Barred from Proselytizing in China, Mormons Try A Chinatown
Interpress News Service May 14, 2008
As people rush in and out of butcher shops and bakeries on Brooklyn’s Eighth Avenue, He Zhanglao tries to get their attention. He speaks in clear Mandarin, and listens carefully to their replies. But he’s tall and blond, and sticks out in this part of Sunset Park, home to many Chinese immigrants.
His real name is Trevor Hess, and he’s a Mormon missionary. Though he’s studying Chinese, he has no plans to visit China, which bars Mormons from doing missionary work. He’s instead been sent to proselytise in a Chinatown.
Hess, whose Chinese name means “Elder He”, is one of several Mormon missionaries assigned to Sunset Park. Dressed in black or gray suits with small nametags pinned to their jackets, they are easy to spot in a neighbourhood where a quarter of the population is Asian. Chinese attendance at the church the Mormons opened here five years ago has grown noticeably.
“It started with no more than 20 members, and now has 80 to 100 weekly attendants,” said Hess, who has worked here for about two years.
Getting those results wasn’t easy.
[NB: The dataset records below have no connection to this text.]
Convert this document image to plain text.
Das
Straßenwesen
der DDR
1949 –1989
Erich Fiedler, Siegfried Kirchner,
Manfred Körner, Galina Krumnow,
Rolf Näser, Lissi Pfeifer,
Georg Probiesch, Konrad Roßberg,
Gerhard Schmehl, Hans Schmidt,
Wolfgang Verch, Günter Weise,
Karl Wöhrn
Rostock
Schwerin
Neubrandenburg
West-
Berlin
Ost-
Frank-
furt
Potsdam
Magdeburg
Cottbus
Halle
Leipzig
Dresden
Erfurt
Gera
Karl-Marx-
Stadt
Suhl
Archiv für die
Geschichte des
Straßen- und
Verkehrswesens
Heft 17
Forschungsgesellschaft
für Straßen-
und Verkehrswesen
Hess works the street for at least 20 hours a week.
He grew up in a Mormon family in Tremonton City, a tiny town in northern Utah. He studied microbiology and anatomy, and in a pre-dental programme at Weber State University in nearby Ogden, Utah. At 19, he decided to become a Mormon “elder” and missionary.
“I grew up as a member of the church, and saw others go away as missionaries, and saw how it changed their lives,” Hess said.
To prepare, he studied at the church’s Missionary Training Centre in Provo, Utah. For three months he attended workshops on how to teach the gospel, and learned Chinese. Everything else he had to learn on his own.
“They give you enough so you can start. You go out and speak it every day,” Hess said.
Then he had to deal with culture shock (Asians are exceedingly scarce in Tremonton). “I think, ‘Wow, I would have never seen that if I was back in Utah,’” said Hess’ partner, Mont Toronto.
The men have found that newer immigrants, mostly from China’s Fujian province, are more willing to listen to them than immigrants who have lived in the United States longer.
“It varies, from shock that this white guy’s talking to them, to the hand in the face if they don’t want to talk to you,” said Hess.
Residents said they were surprised to see Hess and other Mormons around the neighbourhood, but had grown used to them.
“At first, to see these tall white people speaking in Chinese was a bit of a surprise,” said Hui Guan, a mother of two and 20-year neighbourhood resident, in a conversation in Chinese. “After some time, though, I stopped paying attention, because I wasn’t interested.”
That doesn’t mean some residents haven’t absorbed the Mormon message. “A lot of Chinese people know about Christianity,” Hess said.
The Mormon Church says it had some 50,000 full-time missionaries worldwide, most of them young people under the age of 25. In the United States, it has churches that cater specifically to Chinese Americans in California, New York, Texas and Washington DC.
Missionary work by various churches and outreach groups in U.S. Chinese communities is increasing.
“I’ve lived here for 11 years, and I think most of the churches already had programmes for the Chinese when I first moved here,” said Shao Mei Liang, whose daughter takes part in the children’s activities offered by the 2nd Evangelical Free Church near her home.
The New Life Gospel Church has been working with the Chinese community in Sunset Park since 1994.
“We have English classes given twice a week. An American teacher teaches it, and we currently average 25 students,” said Siu Pik Lau, a member of the New Life Gospel Church’s committee.
Lau has also noticed a significant change in her church’s constituency, as the Sunset Park Chinese community changes.
“Before it was mixed with Cantonese and some mainland Mandarin-speaking people, but now it’s primarily Fujianese,” Lau said. “A big part of the Cantonese has moved away.”
Rapid changes in the Chinese economy have opened the country up to different religious ideologies. Though China bans Mormon missionaries, the Mormons maintain U.S. churches in China, and have followers in Hong Kong and Taiwan.
After Hess finishes his assignment in Brooklyn, he hopes to travel, then to resume his pre-dental university studies. But he doesn’t plan to do business in China.
“I have no interest in business,” Hess said. “I’ll probably become an orthodontist. Maybe an orthodontist for Chinese people.”